Und immer wieder, fast schon wie ein
altbekannter Refrain, kehren sie zurück zu Zuckerrohr, Melasse
und Rum. Dem Trio, über das der Mann mit dem Pferdeschwanz so
viel weiß und noch so viel erfahren will. Sein Wissen an dieser
karibischen Tradition erweckt heftigen Widerspruch bei einem aus
der gemeinsamen Heimat hierher Zugezogenen bei den, mit dem
Können der Destillation vertrauten aber Bewunderung. Betty
spricht Englisch, der Mann mit dem Pferdeschwanz kennt sich aus
– so die anerkennende Zusammenfassung.
Nur die weihnachtlichen Klänge, die sich in
die karibische Melodie mischen, sind für Betty nicht das, was
sie in der Heimat sind. Ihr Gefühl und ihre Gedanken sind unter
der warmen Sonne mit den Gerüchen der Früchte, dem Geschmack der
Gewürze, den Pflanzen und Tieren der Inseln beschäftigt – sie
fällt in den Rhythmus der Menschen aber nicht in deren
Weihnachtsstimmung.
Als dann der volle Mond am Himmel von
Grenada stand, umspielt und umkränzt von einem bunten und
glitzernden, großen Feuerwerk da erkannte Betty im Mann mit dem
Pferdeschwanz ihren Mann, den schwerhörigen, sesshaften
Seefahrer. Verwirrung. Verwechslung. Wie groß war die Freude der
beiden das neue Jahr gemeinsam und in der Fremde zu beginnen!
Für Betty und ihren Mann mit dem
Pferdeschwanz hat ein großes Steel Pan Orchester die Klänge und
Melodien, die Betty schon so lange begleiten, laut und
eindringlich gespielt, so dass selbst der Mann mit dem
Pferdeschwanz sich ihnen nicht entziehen konnte.
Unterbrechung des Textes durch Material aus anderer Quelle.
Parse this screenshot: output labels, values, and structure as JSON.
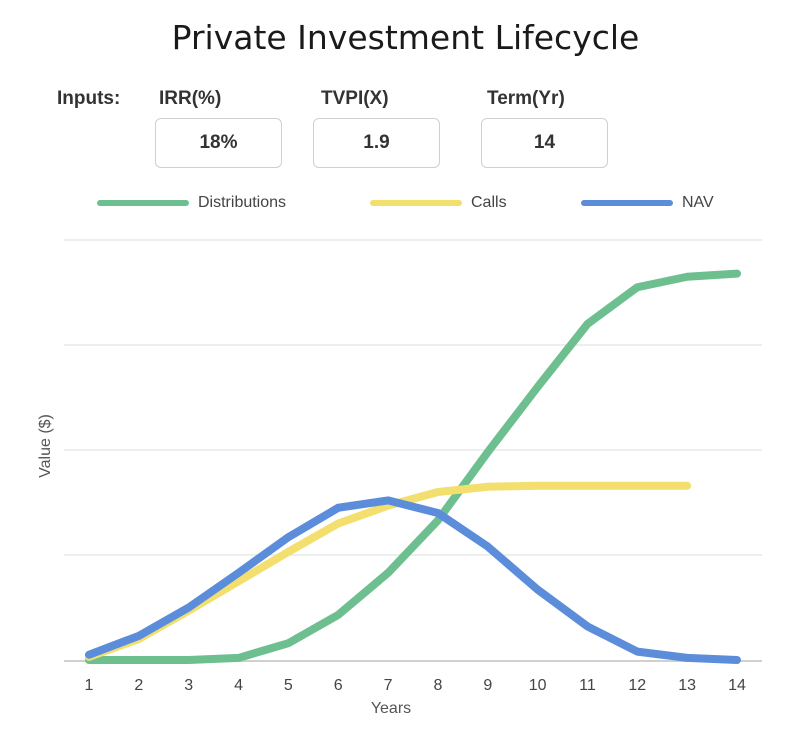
{
  "title": "Private Investment Lifecycle",
  "inputs": {
    "label": "Inputs:",
    "irr_label": "IRR(%)",
    "irr_value": "18%",
    "tvpi_label": "TVPI(X)",
    "tvpi_value": "1.9",
    "term_label": "Term(Yr)",
    "term_value": "14"
  },
  "colors": {
    "distributions": "#6dbf8f",
    "calls": "#f2df6e",
    "nav": "#5b8ddb",
    "grid": "#dcdcdc",
    "baseline": "#d0d0d0"
  },
  "chart_data": {
    "type": "line",
    "title": "Private Investment Lifecycle",
    "xlabel": "Years",
    "ylabel": "Value ($)",
    "x": [
      1,
      2,
      3,
      4,
      5,
      6,
      7,
      8,
      9,
      10,
      11,
      12,
      13,
      14
    ],
    "ylim": [
      0,
      4
    ],
    "grid": true,
    "legend_position": "top",
    "series": [
      {
        "name": "Distributions",
        "color": "#6dbf8f",
        "values": [
          0,
          0,
          0,
          0.02,
          0.16,
          0.43,
          0.83,
          1.33,
          1.98,
          2.6,
          3.2,
          3.55,
          3.65,
          3.68
        ]
      },
      {
        "name": "Calls",
        "color": "#f2df6e",
        "values": [
          0.03,
          0.2,
          0.47,
          0.75,
          1.03,
          1.3,
          1.47,
          1.6,
          1.65,
          1.66,
          1.66,
          1.66,
          1.66,
          1.67
        ]
      },
      {
        "name": "NAV",
        "color": "#5b8ddb",
        "values": [
          0.05,
          0.23,
          0.5,
          0.83,
          1.17,
          1.45,
          1.52,
          1.4,
          1.08,
          0.67,
          0.32,
          0.08,
          0.02,
          0.0
        ]
      }
    ]
  }
}
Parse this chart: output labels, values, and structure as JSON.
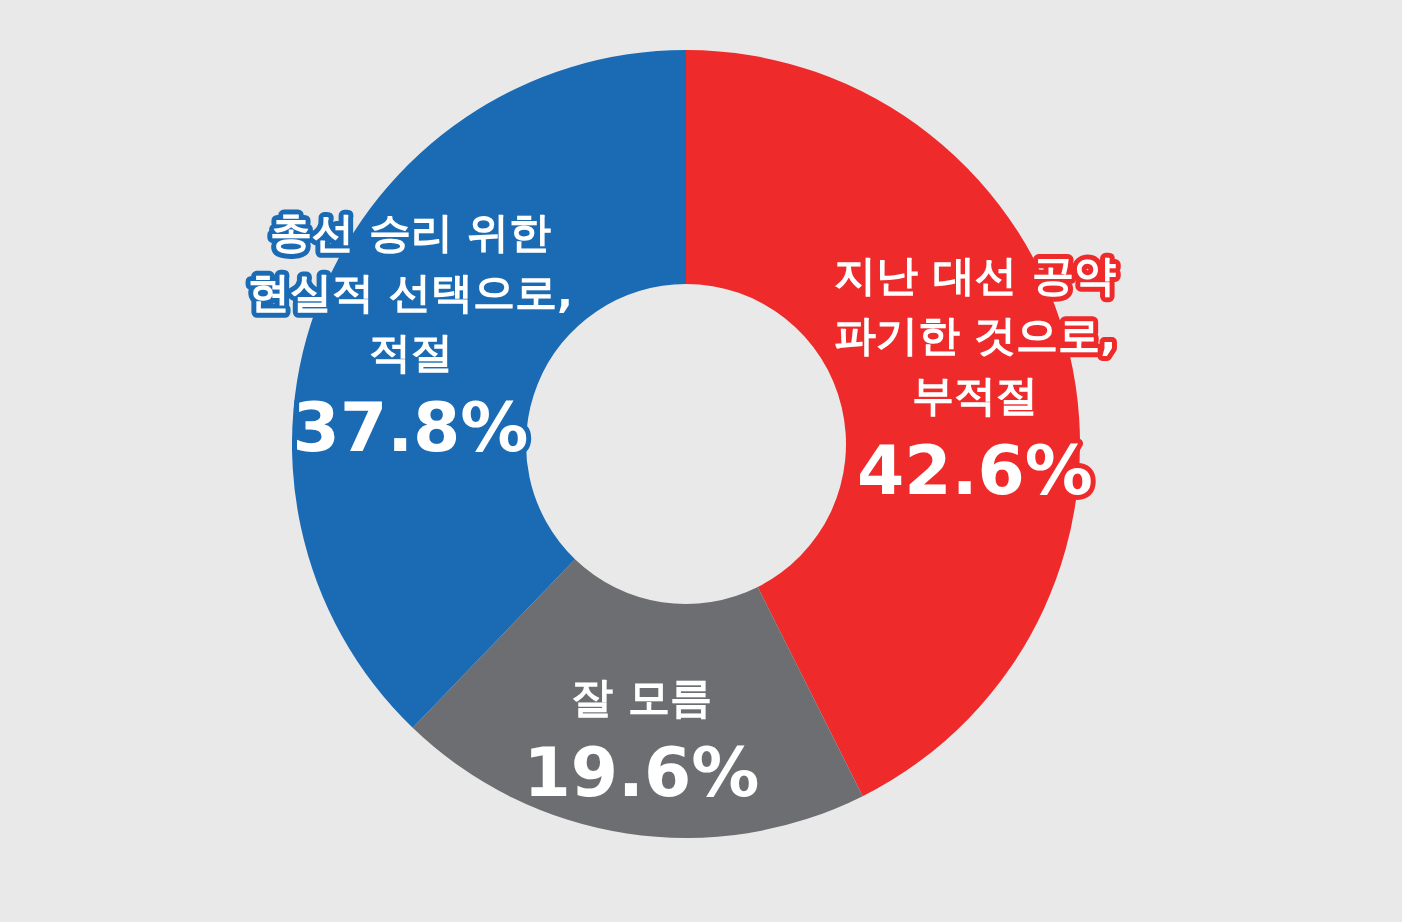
{
  "chart_data": {
    "type": "donut",
    "categories": [
      "지난 대선 공약\n파기한 것으로,\n부적절",
      "잘 모름",
      "총선 승리 위한\n현실적 선택으로,\n적절"
    ],
    "values": [
      42.6,
      19.6,
      37.8
    ],
    "colors": [
      "#ee2a2a",
      "#6d6e71",
      "#1a6ab4"
    ],
    "value_labels": [
      "42.6%",
      "19.6%",
      "37.8%"
    ]
  }
}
Und nur für den
Fall, dass die Musik in seinen Ohren wieder verklingt und sich
die beständigen Bässe der Heimat durchsetzen steckt die Insel
Grenada (als Ohrring) fest in seinem Ohr!
Ja, und wenn Betty und ihr Mann mit dem
Pferdeschwanz noch nicht gestorben sind, dann leben sie noch
heute und träumen hoffentlich von fremden Ländern und der einen
oder andern Holzarbeit auf der Rasmus!